It seemed like just another day for the Hammond family, father Martin (James Kerry) went off to work at the bank, mother Wendy (Sylvia Syms) was left at home to tend to the housekeeping, and children Nicola (Donna Evans) and Jamie (Matthew Haslett) were set to leave for school when there was a knock at the front door. Not expecting anyone, the young boy went to answer and was confronted by a man in a ski mask, accompanied by another similarly attired, who barged their way into the house and demanded the family keep quiet and stay where they were. Wendy was indignant but unable to stop this invasion as further into town her husband was about to meet with a nasty surprise...
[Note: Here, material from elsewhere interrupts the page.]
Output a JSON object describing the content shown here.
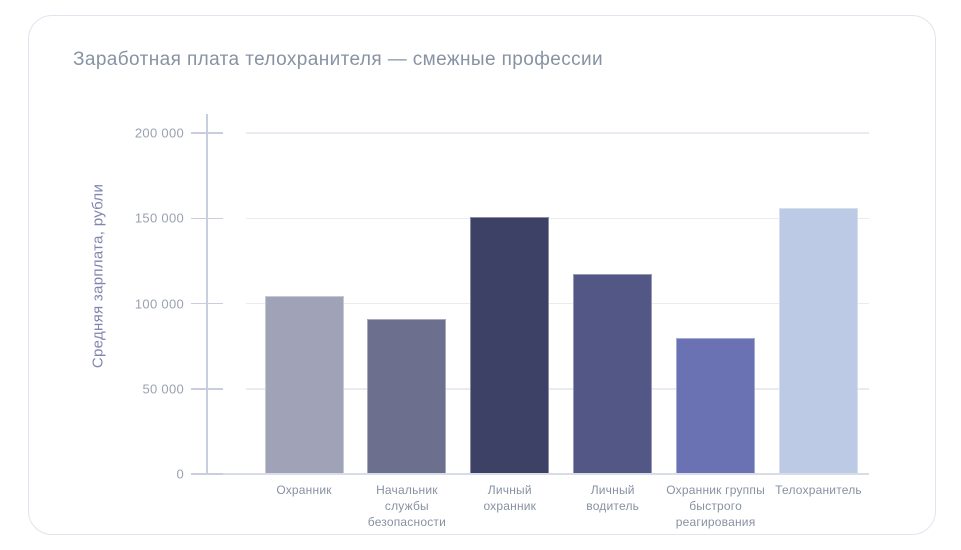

If this is sounding familiar, it would be because writer, director, producer and editor Donovan Winter essentially lifted the premise of the Humphrey Bogart thriller The Desperate Hours wholesale and applied it to the Britain of the late nineteen-seventies. It would receive an official remake in the nineties under the Desperate Hours title, starring Mickey Rourke that time, but there had been variations on the plot over the decades, from the Johnny Cash vehicle Five Minutes to Live to the notorious video nasty Fight for Your Life. Winter's efforts were not quite as trashy as that unlovely item, but he did include his trademark sexploitation elements along with his social commentary, as interested in the former as he was the latter.
This meant you had the chief crim Ron (Derren Nesbitt), with teenage accomplice in tow (unnamed Alan Guy), lording it over the Hammonds by stinging them with crude quips and observations, then delivering pointed political commentary about the state of the nation, a crunching gear change Winter attempted over and over for the ninety minutes it took for a siege to develop as the suspicions of the police are raised. Much of that was down to Ron's cohorts at the bank who relieve it of its notes and as a literal parting shot, they gun down the assistant clerk on the way out (he looked as if he was going to do something stupid). This does offer Martin the chance to rush home, and our director the opportunity to edit in lengthy point of view driving sequences.
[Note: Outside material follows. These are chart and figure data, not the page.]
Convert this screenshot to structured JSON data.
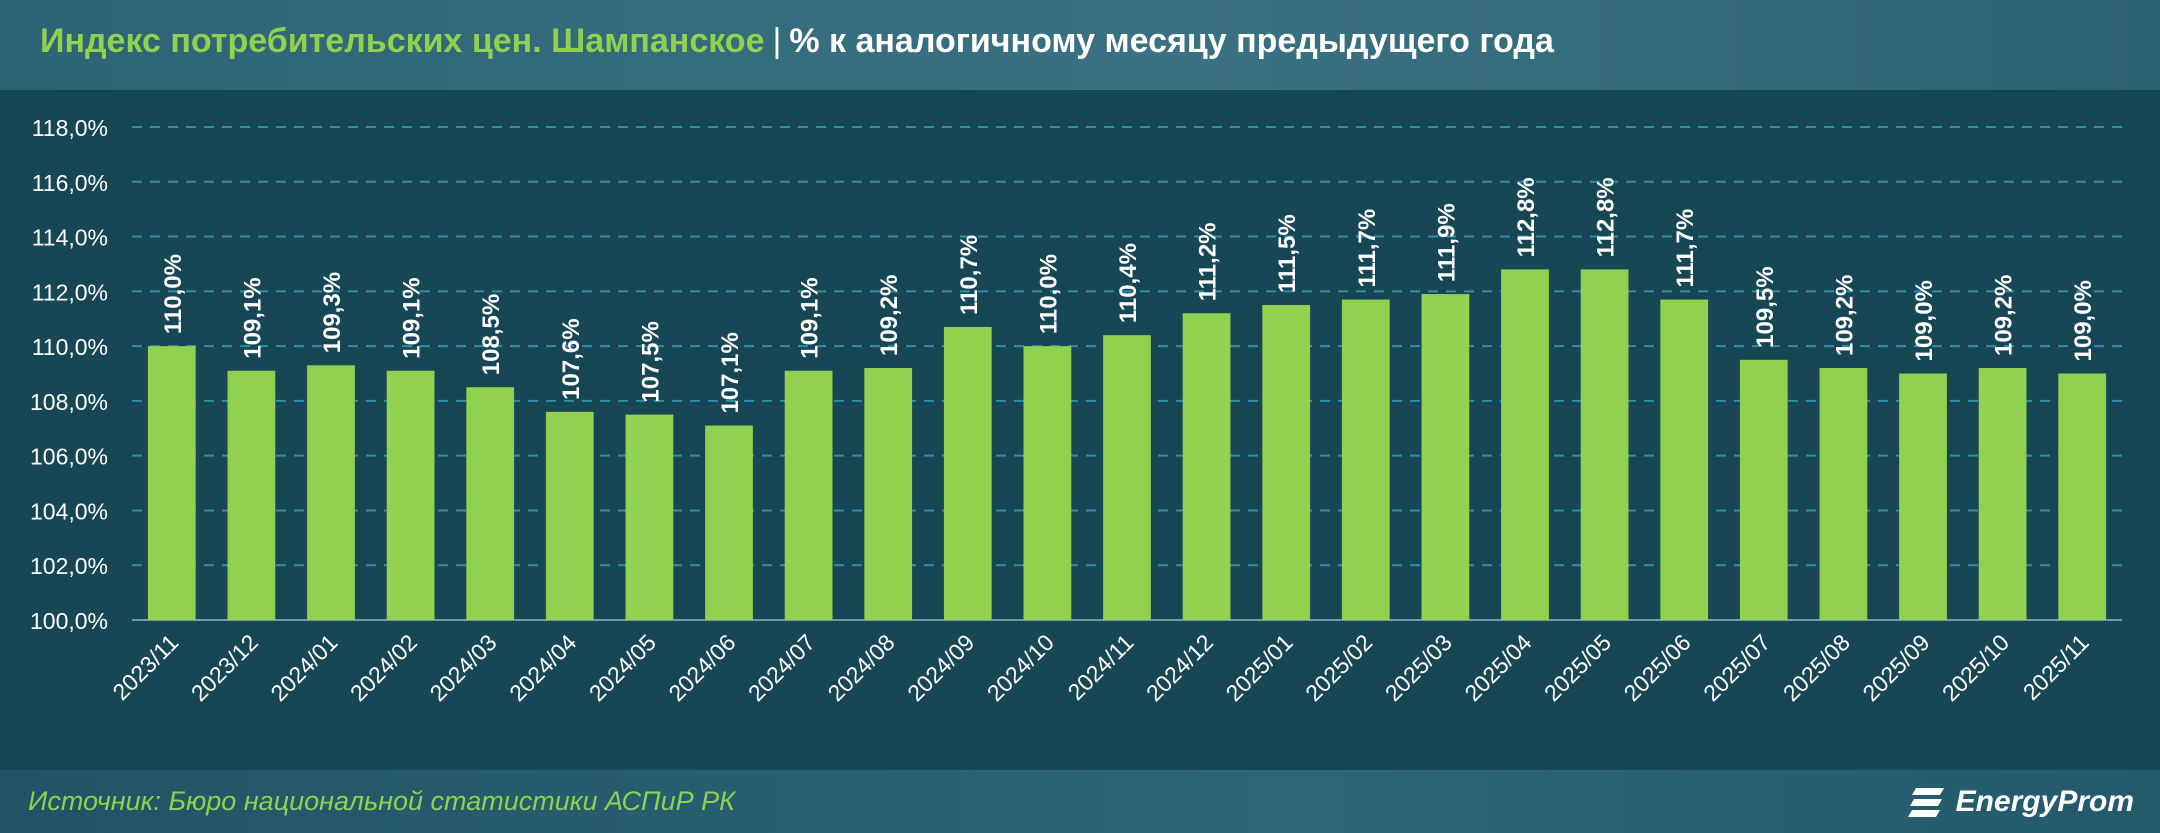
{
  "header": {
    "title_main": "Индекс потребительских цен. Шампанское",
    "title_separator": "|",
    "title_sub": "% к аналогичному месяцу предыдущего года"
  },
  "footer": {
    "source": "Источник: Бюро национальной статистики АСПиР РК",
    "logo_text": "EnergyProm"
  },
  "colors": {
    "bar": "#92d050",
    "grid": "#2e8fa8",
    "axis_text": "#ffffff",
    "title_accent": "#92d050"
  },
  "chart_data": {
    "type": "bar",
    "categories": [
      "2023/11",
      "2023/12",
      "2024/01",
      "2024/02",
      "2024/03",
      "2024/04",
      "2024/05",
      "2024/06",
      "2024/07",
      "2024/08",
      "2024/09",
      "2024/10",
      "2024/11",
      "2024/12",
      "2025/01",
      "2025/02",
      "2025/03",
      "2025/04",
      "2025/05",
      "2025/06",
      "2025/07",
      "2025/08",
      "2025/09",
      "2025/10",
      "2025/11"
    ],
    "values": [
      110.0,
      109.1,
      109.3,
      109.1,
      108.5,
      107.6,
      107.5,
      107.1,
      109.1,
      109.2,
      110.7,
      110.0,
      110.4,
      111.2,
      111.5,
      111.7,
      111.9,
      112.8,
      112.8,
      111.7,
      109.5,
      109.2,
      109.0,
      109.2,
      109.0
    ],
    "data_labels": [
      "110,0%",
      "109,1%",
      "109,3%",
      "109,1%",
      "108,5%",
      "107,6%",
      "107,5%",
      "107,1%",
      "109,1%",
      "109,2%",
      "110,7%",
      "110,0%",
      "110,4%",
      "111,2%",
      "111,5%",
      "111,7%",
      "111,9%",
      "112,8%",
      "112,8%",
      "111,7%",
      "109,5%",
      "109,2%",
      "109,0%",
      "109,2%",
      "109,0%"
    ],
    "ylim": [
      100,
      118
    ],
    "yticks": [
      100,
      102,
      104,
      106,
      108,
      110,
      112,
      114,
      116,
      118
    ],
    "ytick_labels": [
      "100,0%",
      "102,0%",
      "104,0%",
      "106,0%",
      "108,0%",
      "110,0%",
      "112,0%",
      "114,0%",
      "116,0%",
      "118,0%"
    ],
    "grid": true,
    "legend": "none"
  }
}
That opening half hour came across as almost entirely consisting of such suburban travelogue footage, which you imagine must have been pretty patience testing to audiences of the day, but now affords nostalgia hounds a chance to drink in all those vintage cars on the streets and the shops that may be long gone (the locations were filmed in Orpington, Kent), and just overall a lingering sight of yesteryear of the seventies worth a thousand mentions of Spangles or platform shoes. However, once Winter opted to ramp up the claustrophobia, we hardly left the confines of the Hammond home where Ron was putting them all under terrible pressure as he initially waited for his buddies to telephone him, then realised he was stuck there with the coppers surrounding him and no apparent escape route.
But what, I hear you ask, of the sexploitation? Don’t worry, Sylvia had nothing to do with that bit, or maybe do worry, as the teenage daughter did when Ron persuades the gormless henchman (henchboy?) to take her upstairs and deflower her. Parents are suitably horrified, but Winter wanted his sex scene, and that's what we got, though he had already seen Nicola take the anonymous gunman, er, gunboy, to her bedroom and change out of her school clothes in full view, discussing her breasts in a manner that nobody ever did ever. Even when the deed is underway, intercut with The Horse of the Year Show on TV, we are served up voyeurism as we eavesdrop on the girl - "Harder! Harder! I always wondered what it would be like!" - that takes the edge of any undercutting of the bourgeoisie the rest of the movie insistently contained. Indeed, the whole thing left you with misgivings in that way that only a British seventies trash flick can, which may be enough reason to watch it for aficionados; unlike Winter's other projects, this didn't drag, so it's a pity it was last. Well, sort of a pity. Music by John Fox.